その後交渉は中国への警戒感から順調には進まず2017年までほぼ進展はみられない状況となった。
この間に逆に交渉が進んで調印に漕ぎつけたのが「11カ国による環太平洋パートナーシップ協定(TPP11)」だった。このTPP11 には米は参加していた(2016年の調印後、トランプ米大統領が2017年1月に離脱表明)が、中国はもともと参加していない。
こうした流れが中国をRCEPの早期調印にかき立てなんとしても主導権を握りたいとの姿勢に向かせたのは間違いないといわれている。
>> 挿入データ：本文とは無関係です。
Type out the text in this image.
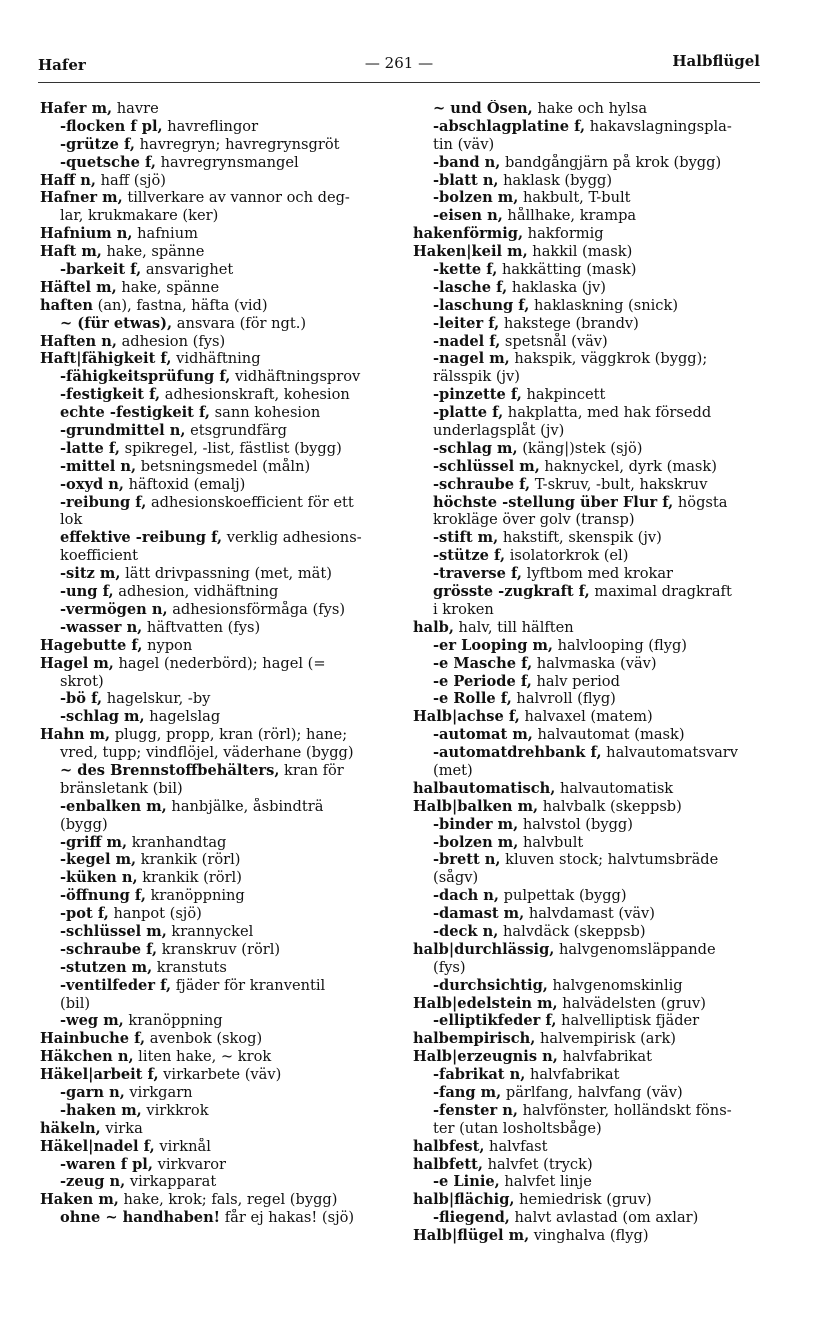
Hafer	— 261 —	Halbflügel
Hafer m, havre
-flocken f pl, havreflingor
-grütze f, havregryn; havregrynsgröt
-quetsche f, havregrynsmangel
Haff n, haff (sjö)
Hafner m, tillverkare av vannor och deg-
lar, krukmakare (ker)
Hafnium n, hafnium
Haft m, hake, spänne
-barkeit f, ansvarighet
Häftel m, hake, spänne
haften (an), fastna, häfta (vid)
~ (für etwas), ansvara (för ngt.)
Haften n, adhesion (fys)
Haft|fähigkeit f, vidhäftning
-fähigkeitsprüfung f, vidhäftningsprov
-festigkeit f, adhesionskraft, kohesion
echte -festigkeit f, sann kohesion
-grundmittel n, etsgrundfärg
-latte f, spikregel, -list, fästlist (bygg)
-mittel n, betsningsmedel (måln)
-oxyd n, häftoxid (emalj)
-reibung f, adhesionskoefficient för ett
lok
effektive -reibung f, verklig adhesions-
koefficient
-sitz m, lätt drivpassning (met, mät)
-ung f, adhesion, vidhäftning
-vermögen n, adhesionsförmåga (fys)
-wasser n, häftvatten (fys)
Hagebutte f, nypon
Hagel m, hagel (nederbörd); hagel (=
skrot)
-bö f, hagelskur, -by
-schlag m, hagelslag
Hahn m, plugg, propp, kran (rörl); hane;
vred, tupp; vindflöjel, väderhane (bygg)
~ des Brennstoffbehälters, kran för
bränsletank (bil)
-enbalken m, hanbjälke, åsbindträ
(bygg)
-griff m, kranhandtag
-kegel m, krankik (rörl)
-küken n, krankik (rörl)
-öffnung f, kranöppning
-pot f, hanpot (sjö)
-schlüssel m, krannyckel
-schraube f, kranskruv (rörl)
-stutzen m, kranstuts
-ventilfeder f, fjäder för kranventil
(bil)
-weg m, kranöppning
Hainbuche f, avenbok (skog)
Häkchen n, liten hake, ~ krok
Häkel|arbeit f, virkarbete (väv)
-garn n, virkgarn
-haken m, virkkrok
häkeln, virka
Häkel|nadel f, virknål
-waren f pl, virkvaror
-zeug n, virkapparat
Haken m, hake, krok; fals, regel (bygg)
ohne ~ handhaben! får ej hakas! (sjö)
~ und Ösen, hake och hylsa
-abschlagplatine f, hakavslagningspla-
tin (väv)
-band n, bandgångjärn på krok (bygg)
-blatt n, haklask (bygg)
-bolzen m, hakbult, T-bult
-eisen n, hållhake, krampa
hakenförmig, hakformig
Haken|keil m, hakkil (mask)
-kette f, hakkätting (mask)
-lasche f, haklaska (jv)
-laschung f, haklaskning (snick)
-leiter f, hakstege (brandv)
-nadel f, spetsnål (väv)
-nagel m, hakspik, väggkrok (bygg);
rälsspik (jv)
-pinzette f, hakpincett
-platte f, hakplatta, med hak försedd
underlagsplåt (jv)
-schlag m, (käng|)stek (sjö)
-schlüssel m, haknyckel, dyrk (mask)
-schraube f, T-skruv, -bult, hakskruv
höchste -stellung über Flur f, högsta
krokläge över golv (transp)
-stift m, hakstift, skenspik (jv)
-stütze f, isolatorkrok (el)
-traverse f, lyftbom med krokar
grösste -zugkraft f, maximal dragkraft
i kroken
halb, halv, till hälften
-er Looping m, halvlooping (flyg)
-e Masche f, halvmaska (väv)
-e Periode f, halv period
-e Rolle f, halvroll (flyg)
Halb|achse f, halvaxel (matem)
-automat m, halvautomat (mask)
-automatdrehbank f, halvautomatsvarv
(met)
halbautomatisch, halvautomatisk
Halb|balken m, halvbalk (skeppsb)
-binder m, halvstol (bygg)
-bolzen m, halvbult
-brett n, kluven stock; halvtumsbräde
(sågv)
-dach n, pulpettak (bygg)
-damast m, halvdamast (väv)
-deck n, halvdäck (skeppsb)
halb|durchlässig, halvgenomsläppande
(fys)
-durchsichtig, halvgenomskinlig
Halb|edelstein m, halvädelsten (gruv)
-elliptikfeder f, halvelliptisk fjäder
halbempirisch, halvempirisk (ark)
Halb|erzeugnis n, halvfabrikat
-fabrikat n, halvfabrikat
-fang m, pärlfang, halvfang (väv)
-fenster n, halvfönster, holländskt föns-
ter (utan losholtsbåge)
halbfest, halvfast
halbfett, halvfet (tryck)
-e Linie, halvfet linje
halb|flächig, hemiedrisk (gruv)
-fliegend, halvt avlastad (om axlar)
Halb|flügel m, vinghalva (flyg)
そうした中国の自国優先しての主導権に次第に嫌気がさしていたのが共に主導権を分かち合いたいと意図していたインドで、交渉が進むにつれ中国への反発、嫌悪感が現実のものとして膨らみ、交渉離脱を決意するに至ったというのだ。
■領土問題での衝突で死者も 6月
インドはそうでなくても中国との間ではカシミール地方を巡って歴史的に領土問題を抱えており、安全保障の分野でも中国とは「対立関係」にある。こうした歴史的背景、安保問題もRCEP交渉離脱の一因にあるとの見方も有力だ。
実際には今年6月にヒマラヤ山脈地帯のガルワン渓谷でインド、中国の軍隊が直接衝突してインド兵20人が死亡する事態も起きている。この時インド国内では中国国旗を燃やす市民の映像が流れ、インド国民の間に反中が根強く残っていることを内外に印象付けた。